USB peripheral devices consist of one or more physical components that implement the abilities of the devices. These components are called interfaces. Each interface typically provides some useful grouping of functionality, but exactly what constitutes an interface is an implementation detail. For example, a USB mouse device could present one interface for horizontal and vertical movement information and a separate interface for left and right button information. As another option, the device could present a single interface containing all the information. Both are valid approaches, but each approach has implications for how the device driver must operate.
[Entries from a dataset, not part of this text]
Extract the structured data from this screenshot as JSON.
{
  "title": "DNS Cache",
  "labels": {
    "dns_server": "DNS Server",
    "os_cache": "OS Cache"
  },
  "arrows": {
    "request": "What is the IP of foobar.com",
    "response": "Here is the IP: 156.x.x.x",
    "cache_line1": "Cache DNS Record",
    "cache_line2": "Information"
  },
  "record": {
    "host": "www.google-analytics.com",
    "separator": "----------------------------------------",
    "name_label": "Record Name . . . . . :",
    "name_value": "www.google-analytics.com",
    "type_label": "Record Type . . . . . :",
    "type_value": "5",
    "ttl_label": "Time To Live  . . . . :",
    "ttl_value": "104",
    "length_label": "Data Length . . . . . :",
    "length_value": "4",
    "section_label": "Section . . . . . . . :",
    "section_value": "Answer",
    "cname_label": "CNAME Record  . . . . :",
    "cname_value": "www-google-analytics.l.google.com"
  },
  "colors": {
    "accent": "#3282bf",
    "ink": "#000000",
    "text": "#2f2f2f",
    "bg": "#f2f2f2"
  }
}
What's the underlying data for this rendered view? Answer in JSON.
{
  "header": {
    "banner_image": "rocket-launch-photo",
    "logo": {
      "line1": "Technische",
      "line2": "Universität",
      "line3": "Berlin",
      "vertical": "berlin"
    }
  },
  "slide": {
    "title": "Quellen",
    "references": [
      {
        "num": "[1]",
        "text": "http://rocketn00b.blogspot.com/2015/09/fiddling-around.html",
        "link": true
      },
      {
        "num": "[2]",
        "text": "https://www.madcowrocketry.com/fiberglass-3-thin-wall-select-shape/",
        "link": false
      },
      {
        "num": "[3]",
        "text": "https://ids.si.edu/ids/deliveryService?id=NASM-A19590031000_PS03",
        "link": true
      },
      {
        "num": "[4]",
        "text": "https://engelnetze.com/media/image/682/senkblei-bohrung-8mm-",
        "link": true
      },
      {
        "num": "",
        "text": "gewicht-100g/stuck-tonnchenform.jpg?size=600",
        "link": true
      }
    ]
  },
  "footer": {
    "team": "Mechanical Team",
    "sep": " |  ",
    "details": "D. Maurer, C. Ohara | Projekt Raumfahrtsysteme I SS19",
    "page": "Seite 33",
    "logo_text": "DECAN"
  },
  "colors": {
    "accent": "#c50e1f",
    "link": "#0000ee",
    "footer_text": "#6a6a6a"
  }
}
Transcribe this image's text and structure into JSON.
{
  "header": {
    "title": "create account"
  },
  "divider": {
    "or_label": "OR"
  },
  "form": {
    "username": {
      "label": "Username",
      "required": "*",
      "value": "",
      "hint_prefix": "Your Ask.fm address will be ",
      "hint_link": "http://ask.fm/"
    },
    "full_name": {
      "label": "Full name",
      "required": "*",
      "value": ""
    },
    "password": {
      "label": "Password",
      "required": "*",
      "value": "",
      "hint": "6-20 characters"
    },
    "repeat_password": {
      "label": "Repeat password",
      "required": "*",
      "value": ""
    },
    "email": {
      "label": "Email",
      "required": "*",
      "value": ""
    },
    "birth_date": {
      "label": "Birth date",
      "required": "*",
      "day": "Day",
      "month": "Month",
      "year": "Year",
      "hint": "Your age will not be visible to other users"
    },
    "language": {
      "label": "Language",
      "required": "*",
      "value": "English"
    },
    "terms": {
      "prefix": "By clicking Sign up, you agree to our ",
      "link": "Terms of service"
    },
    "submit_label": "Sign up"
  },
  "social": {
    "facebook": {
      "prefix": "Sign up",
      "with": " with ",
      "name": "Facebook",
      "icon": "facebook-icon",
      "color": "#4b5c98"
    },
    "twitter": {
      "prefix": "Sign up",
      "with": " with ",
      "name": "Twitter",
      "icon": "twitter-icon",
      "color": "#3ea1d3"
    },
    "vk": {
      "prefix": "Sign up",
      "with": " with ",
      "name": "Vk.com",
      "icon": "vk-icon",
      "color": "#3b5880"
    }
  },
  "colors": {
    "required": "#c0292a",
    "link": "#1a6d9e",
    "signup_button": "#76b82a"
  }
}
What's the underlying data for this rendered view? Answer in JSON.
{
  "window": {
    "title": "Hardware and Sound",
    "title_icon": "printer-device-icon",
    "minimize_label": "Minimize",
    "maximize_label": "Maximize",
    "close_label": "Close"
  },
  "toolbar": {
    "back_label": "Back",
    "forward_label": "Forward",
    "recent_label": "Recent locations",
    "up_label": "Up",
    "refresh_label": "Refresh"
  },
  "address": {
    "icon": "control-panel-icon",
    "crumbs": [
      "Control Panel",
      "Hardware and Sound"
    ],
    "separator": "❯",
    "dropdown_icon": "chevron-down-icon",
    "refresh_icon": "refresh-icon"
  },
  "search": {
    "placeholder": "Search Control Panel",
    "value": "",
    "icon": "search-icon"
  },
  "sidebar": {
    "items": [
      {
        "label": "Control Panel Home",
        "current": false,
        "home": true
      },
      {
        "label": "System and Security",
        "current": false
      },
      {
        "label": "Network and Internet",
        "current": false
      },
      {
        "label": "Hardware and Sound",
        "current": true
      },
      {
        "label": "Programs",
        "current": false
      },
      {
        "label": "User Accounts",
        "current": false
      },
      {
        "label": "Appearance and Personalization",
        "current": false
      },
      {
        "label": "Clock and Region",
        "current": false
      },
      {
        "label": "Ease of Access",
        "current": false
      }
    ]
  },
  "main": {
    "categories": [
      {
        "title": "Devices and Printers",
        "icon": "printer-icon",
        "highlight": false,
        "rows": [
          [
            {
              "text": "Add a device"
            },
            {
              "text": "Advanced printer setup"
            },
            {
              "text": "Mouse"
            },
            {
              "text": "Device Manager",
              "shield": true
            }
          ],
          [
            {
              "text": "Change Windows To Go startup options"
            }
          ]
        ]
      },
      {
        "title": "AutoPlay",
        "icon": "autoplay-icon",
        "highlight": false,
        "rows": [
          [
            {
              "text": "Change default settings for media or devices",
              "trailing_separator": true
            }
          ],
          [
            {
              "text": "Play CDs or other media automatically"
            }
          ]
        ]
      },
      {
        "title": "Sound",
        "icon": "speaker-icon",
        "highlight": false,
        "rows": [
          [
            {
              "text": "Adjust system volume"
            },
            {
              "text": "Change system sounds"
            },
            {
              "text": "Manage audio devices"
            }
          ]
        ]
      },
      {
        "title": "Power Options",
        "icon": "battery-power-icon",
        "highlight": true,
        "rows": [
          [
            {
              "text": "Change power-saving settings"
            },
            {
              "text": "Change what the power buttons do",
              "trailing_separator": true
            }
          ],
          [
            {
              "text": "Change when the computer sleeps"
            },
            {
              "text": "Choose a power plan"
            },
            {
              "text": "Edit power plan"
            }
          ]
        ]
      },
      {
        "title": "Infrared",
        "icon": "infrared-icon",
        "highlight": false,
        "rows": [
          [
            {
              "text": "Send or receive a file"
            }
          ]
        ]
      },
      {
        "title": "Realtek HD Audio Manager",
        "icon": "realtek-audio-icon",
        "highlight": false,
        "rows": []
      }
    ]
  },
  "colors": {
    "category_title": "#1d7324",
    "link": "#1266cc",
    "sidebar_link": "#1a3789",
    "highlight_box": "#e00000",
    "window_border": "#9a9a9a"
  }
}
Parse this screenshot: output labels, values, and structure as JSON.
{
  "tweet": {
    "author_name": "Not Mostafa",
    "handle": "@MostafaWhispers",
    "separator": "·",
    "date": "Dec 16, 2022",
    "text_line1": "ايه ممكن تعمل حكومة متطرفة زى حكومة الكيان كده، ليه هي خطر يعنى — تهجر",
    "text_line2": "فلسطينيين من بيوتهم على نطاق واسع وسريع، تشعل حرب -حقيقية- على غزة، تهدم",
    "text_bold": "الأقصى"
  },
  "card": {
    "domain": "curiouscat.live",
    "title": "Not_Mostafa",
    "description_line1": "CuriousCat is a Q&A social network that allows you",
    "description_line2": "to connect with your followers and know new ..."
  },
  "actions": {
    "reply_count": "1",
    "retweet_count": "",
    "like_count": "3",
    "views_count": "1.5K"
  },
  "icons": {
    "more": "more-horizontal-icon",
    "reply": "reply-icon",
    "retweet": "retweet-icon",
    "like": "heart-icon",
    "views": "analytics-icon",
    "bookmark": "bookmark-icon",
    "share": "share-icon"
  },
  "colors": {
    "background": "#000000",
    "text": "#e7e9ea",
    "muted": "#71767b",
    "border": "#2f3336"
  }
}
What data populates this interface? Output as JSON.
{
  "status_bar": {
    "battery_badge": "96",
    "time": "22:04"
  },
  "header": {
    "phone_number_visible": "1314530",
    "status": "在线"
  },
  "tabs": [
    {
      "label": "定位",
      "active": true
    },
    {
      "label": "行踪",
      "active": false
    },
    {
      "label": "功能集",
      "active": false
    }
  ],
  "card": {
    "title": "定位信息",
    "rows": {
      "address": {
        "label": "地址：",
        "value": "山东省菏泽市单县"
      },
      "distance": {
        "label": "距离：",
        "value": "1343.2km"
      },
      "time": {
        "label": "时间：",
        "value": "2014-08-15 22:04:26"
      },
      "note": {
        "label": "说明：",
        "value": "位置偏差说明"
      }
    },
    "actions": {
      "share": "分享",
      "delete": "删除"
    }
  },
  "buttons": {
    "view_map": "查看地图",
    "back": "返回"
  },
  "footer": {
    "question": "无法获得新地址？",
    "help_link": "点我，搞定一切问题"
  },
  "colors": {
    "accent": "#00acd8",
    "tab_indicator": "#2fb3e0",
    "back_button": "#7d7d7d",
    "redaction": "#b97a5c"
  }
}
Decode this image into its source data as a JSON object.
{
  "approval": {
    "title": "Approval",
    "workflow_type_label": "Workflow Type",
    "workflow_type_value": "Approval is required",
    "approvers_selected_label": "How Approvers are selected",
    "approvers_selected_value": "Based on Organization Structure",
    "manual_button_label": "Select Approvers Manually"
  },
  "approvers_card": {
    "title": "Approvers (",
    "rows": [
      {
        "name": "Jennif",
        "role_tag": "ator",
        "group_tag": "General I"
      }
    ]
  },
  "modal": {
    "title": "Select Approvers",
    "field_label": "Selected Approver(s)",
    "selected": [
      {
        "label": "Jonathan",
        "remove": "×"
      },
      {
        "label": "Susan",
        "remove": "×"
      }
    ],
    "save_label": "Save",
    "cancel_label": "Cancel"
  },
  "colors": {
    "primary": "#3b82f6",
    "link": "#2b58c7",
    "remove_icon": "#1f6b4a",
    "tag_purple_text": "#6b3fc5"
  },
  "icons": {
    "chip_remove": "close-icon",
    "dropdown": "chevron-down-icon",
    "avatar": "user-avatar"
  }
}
Associated with each interface is a set of endpoints. Endpoints are the ultimate producers or consumers of data transmitted across the bus. All USB devices have a special endpoint, known as endpoint 0, which supports the generic USB status and configuration protocol.
USB device drivers establish logical communication channels, called pipes, to the various endpoints on a USB device. A pipe is a software association between a USB device driver and an endpoint. Pipes can be thought of as communication channels that use function calls to the USB system software to communicate with their associated endpoints. The characteristics of a pipe, such as the direction of communication and the required bandwidth, are determined by the endpoint characteristics, which in turn are indicated in the endpoint descriptor structure.
The bus interface hardware on a USB device is responsible for the transmission and the reception of USB-structured data. The logical USB device corresponding to a physical USB device consists of USB abstraction entities, such as the device endpoints and their corresponding pipes.